Context: As of November 2018, medical cannabis was legal in 33 US states and recreational cannabis in 10, mostly enacted via ballot initiative.
Methods: We identified 32 cannabis legalization initiatives from 2004 to 2016 and obtained campaign contribution and state political and demographic data. After exploratory analyses of 15 potential independent variables, we quantified effects of 4 factors (initiative year, voter turnout, population born before 1946, advocate funding advantage) on voter support and likelihood of passage.

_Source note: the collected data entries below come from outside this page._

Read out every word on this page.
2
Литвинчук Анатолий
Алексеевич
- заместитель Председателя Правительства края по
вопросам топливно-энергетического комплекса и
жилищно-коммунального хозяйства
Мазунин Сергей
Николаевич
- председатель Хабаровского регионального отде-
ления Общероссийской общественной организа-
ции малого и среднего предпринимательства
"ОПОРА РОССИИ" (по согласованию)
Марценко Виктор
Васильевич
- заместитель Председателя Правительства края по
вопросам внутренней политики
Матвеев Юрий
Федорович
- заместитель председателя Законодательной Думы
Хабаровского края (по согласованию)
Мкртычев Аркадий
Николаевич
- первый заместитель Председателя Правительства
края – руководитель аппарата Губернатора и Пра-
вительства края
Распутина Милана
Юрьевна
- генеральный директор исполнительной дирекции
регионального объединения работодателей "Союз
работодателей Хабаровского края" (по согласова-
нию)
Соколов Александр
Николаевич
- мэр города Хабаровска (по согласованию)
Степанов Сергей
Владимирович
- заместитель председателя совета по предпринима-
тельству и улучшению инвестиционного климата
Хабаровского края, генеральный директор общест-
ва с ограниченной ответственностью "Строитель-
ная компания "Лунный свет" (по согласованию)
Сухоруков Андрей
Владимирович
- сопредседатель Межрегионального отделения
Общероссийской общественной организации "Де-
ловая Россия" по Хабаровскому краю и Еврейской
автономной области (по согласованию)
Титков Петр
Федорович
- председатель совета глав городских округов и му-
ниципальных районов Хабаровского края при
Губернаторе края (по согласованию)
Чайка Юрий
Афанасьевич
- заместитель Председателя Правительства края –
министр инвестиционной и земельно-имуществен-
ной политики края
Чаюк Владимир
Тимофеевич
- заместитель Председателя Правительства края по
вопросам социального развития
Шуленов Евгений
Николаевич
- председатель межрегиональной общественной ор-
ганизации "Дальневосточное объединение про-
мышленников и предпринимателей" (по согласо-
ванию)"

Findings: A small number of campaign contributors dominated both sides of the issue, with little involvement by health advocates. Time and turnout, not money, were the factors most associated with electoral outcomes, consistent with increases in public opinion favoring cannabis legalization over time. Year, turnout, and population age were associated with voter support, while year, turnout, and advocate funding advantage were associated with likelihood of passage. When adjusting for an anomalous result, initiative year was the only variable that remained significantly associated with odds of passage, with a 1-year increase in initiative date associated with 2.02 times higher odds of passage (p < .01).
Conclusion: These results underscore the importance of health advocate participation in developing cannabis legalization frameworks.
Keywords: Cannabis legalization; campaign contributions; initiatives; marijuana; public policy.